The non-human primate kidney transcriptome in fetal development

Abstract

Background: Little is known about the repertoire of non-human primate kidney genes expressed throughout development. The present work establishes an understanding of the primate renal transcriptome during fetal development in the context of renal maturation.

Methods: The baboon kidney transcriptome was characterized at 60-day gestation (DG), 90 DG, 125 DG, 140 DG, 160 DG and adulthood (6-12 years) using gene arrays and validated by QRT-PCR. Pathway and cluster analyses were used to characterize gene expression in the context of biological pathways.

Results: Pathway analysis indicated activation of pathways not previously reported as relevant to kidney development. Cluster analysis also revealed gene splice variants with discordant expression profiles during development.

Conclusions: This study provides the first detailed genetic analysis of the developing primate kidney, and our findings of discordant expression of gene splice variants suggest that gene arrays likely provide a simplified view and demonstrate the need to study the fetal renal proteome.

Keywords: array; baboon; cluster analysis; gene expression; ontogeny; pathway analysis.

Figure 1. Kidney and body weight measures during baboon development

A) body weights and B) kidney weights for females and males at 90DG, 125DG, 140DG, 160DG, 175DG and PN2 are shown in gm. The * denotes p < 0.05, ** denotes p < 0.01 and *** denotes p < 0.001.

Figure 2. Cluster analysis of gene expression data

Similarities are denoted by the lengths of the horizontal lines in arbitrary units. For 60d, n=3, 1 male, 2 undetermined; for 90d – Adult, n=3 males per group.

Figure 3. Cluster analysis of gene expression for differentially expressed genes

The lines represent the median gene expression value for all genes in that cluster. The y-axis denotes the relative gene expression value (log₂-transformed), and the x-axis shows the time points included in the gene array expression analysis. A) Cluster 1 consists of 1,760 genes and has a mean silhouette width of 0.383. B) Cluster 2 consists of 2,938 genes and has a mean silhouette width of 0.432. For 60d, n=3, 1 male, 2 undetermined; for 90d – Adult, n=3 males per group.

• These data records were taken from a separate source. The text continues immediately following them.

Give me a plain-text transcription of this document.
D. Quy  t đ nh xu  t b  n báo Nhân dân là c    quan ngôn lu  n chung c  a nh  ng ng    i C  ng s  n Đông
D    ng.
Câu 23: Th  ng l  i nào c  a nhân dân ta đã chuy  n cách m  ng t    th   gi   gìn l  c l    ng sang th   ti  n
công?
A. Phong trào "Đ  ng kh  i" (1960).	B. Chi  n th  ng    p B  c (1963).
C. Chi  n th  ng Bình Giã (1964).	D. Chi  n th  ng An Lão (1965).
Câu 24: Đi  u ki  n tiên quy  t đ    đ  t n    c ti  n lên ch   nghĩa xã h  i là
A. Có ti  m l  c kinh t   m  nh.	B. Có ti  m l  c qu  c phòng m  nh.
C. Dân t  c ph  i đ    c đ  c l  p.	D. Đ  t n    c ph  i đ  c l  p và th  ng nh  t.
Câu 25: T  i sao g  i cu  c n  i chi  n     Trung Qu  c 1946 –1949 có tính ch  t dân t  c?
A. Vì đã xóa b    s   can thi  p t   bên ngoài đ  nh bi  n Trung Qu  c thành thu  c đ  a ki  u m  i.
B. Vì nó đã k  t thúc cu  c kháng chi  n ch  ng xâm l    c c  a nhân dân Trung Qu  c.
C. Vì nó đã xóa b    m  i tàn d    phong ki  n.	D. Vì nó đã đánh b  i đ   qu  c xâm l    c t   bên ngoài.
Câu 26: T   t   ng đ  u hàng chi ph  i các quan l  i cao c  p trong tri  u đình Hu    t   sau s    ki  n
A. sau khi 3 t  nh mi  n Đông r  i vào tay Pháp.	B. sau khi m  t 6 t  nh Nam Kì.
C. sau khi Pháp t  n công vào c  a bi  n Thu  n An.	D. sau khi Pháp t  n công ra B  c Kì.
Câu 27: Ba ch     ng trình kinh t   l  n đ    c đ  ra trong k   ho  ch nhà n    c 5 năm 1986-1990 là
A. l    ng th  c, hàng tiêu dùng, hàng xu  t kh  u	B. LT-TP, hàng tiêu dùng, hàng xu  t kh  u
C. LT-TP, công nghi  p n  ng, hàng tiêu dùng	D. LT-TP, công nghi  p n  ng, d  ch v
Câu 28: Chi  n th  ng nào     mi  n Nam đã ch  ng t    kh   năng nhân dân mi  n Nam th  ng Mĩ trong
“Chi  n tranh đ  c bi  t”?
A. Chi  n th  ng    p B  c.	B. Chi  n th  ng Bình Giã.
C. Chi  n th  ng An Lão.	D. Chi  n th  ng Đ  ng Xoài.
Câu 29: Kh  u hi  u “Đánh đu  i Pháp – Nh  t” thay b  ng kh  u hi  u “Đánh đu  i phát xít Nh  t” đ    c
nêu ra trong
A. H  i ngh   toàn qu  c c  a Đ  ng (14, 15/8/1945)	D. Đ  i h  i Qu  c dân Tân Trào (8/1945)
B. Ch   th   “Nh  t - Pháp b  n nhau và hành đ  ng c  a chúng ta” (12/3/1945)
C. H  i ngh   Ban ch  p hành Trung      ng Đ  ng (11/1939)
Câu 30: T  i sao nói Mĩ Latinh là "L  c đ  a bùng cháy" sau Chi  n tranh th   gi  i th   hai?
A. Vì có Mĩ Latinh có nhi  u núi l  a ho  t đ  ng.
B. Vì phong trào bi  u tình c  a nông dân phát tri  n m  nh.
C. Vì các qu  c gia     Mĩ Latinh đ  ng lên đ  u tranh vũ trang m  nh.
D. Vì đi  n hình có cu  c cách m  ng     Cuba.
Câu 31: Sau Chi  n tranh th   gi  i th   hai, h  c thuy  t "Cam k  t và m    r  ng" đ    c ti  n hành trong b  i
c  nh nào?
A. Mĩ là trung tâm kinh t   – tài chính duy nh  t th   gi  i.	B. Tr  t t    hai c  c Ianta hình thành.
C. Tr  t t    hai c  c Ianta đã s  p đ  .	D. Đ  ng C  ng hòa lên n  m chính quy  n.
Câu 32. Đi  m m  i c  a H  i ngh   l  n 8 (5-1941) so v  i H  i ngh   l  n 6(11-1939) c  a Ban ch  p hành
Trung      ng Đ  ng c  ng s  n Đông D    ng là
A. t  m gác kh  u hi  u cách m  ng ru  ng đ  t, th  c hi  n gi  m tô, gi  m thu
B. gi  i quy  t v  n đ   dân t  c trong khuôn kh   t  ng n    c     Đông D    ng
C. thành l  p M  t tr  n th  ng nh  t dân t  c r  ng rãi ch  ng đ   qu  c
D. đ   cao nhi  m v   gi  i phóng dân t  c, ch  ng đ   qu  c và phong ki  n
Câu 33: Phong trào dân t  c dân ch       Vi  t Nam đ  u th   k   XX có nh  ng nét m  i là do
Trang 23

Figure 4. Heat map of cluster analysis

Each column represents one time point, and each row represents expression of a specific gene. Genes are clustered by expression profiles for all time points. Clusters are indicated to the left of the heat map. For 60d, n=3, 1 male, 2 undetermined; for 90d – Adult, n=3 males per group.

Figure 5. Validation of gene array expression profiles by QRT-PCR

Gene expression profiles for MAPK1, TP53, CCNG1, SMAD4, EIF4E and LRP5 are shown. The left graph shows the array data, and the right graph shows the QRT-PCR data. For gene array graphs, relative expression of log₂-transformed values are shown. For QRT-PCR graphs, RQ values are shown on the y-axis. The time points are shown on the x-axis. Females are shown with white bars and males with hashed bars. The * denotes p < 0.05 for comparison with 90d for females and § denotes p<0.05 and Ψ denotes p=0.06 for comparison with 90d for males. For 60d, n=3, 1 male, 2 undetermined; 90d, 140d, 160d, 175d, PN and Adult, n=3 females and n=3 males per group; and 125d n=2 females and n=3 males per group.

Figure 6. Gene array expression of two SMAD4 splice variants

A) The SMAD4 gene alignment showing the splice variants of the gene detected by each specific Affymetrix probe are shown (UCSC Genome Browser, (26)). B) Expression profiles for the two SMAD4 splice variants detected on the gene array. For 60d, n=3, 1 male, 2 undetermined; for 90d – Adult, n=3 males per group.

Figure 7. WNT signaling pathway annotated by clusters

Genes that are differentially expressed and included in cluster 1, which are up-regulated from 60DG to adult, are denoted by red boxes; genes that are differentially expressed and included in cluster 2, which are down-regulated from 60DG to adult, are denoted by green boxes; genes that are differentially expressed and gene splice variants or gene family members are found in cluster 1 and cluster 2 are denoted by blue boxes; genes that are not differentially expressed are denoted by gray boxes with black lines; and genes that were not detected on the array are denoted by black boxes with white font. This pathway was modified from the original KEGG pathway by adding color annotation. For 60d, n=3, 1 male, 2 undetermined; for 90d – Adult, n=3 males per group.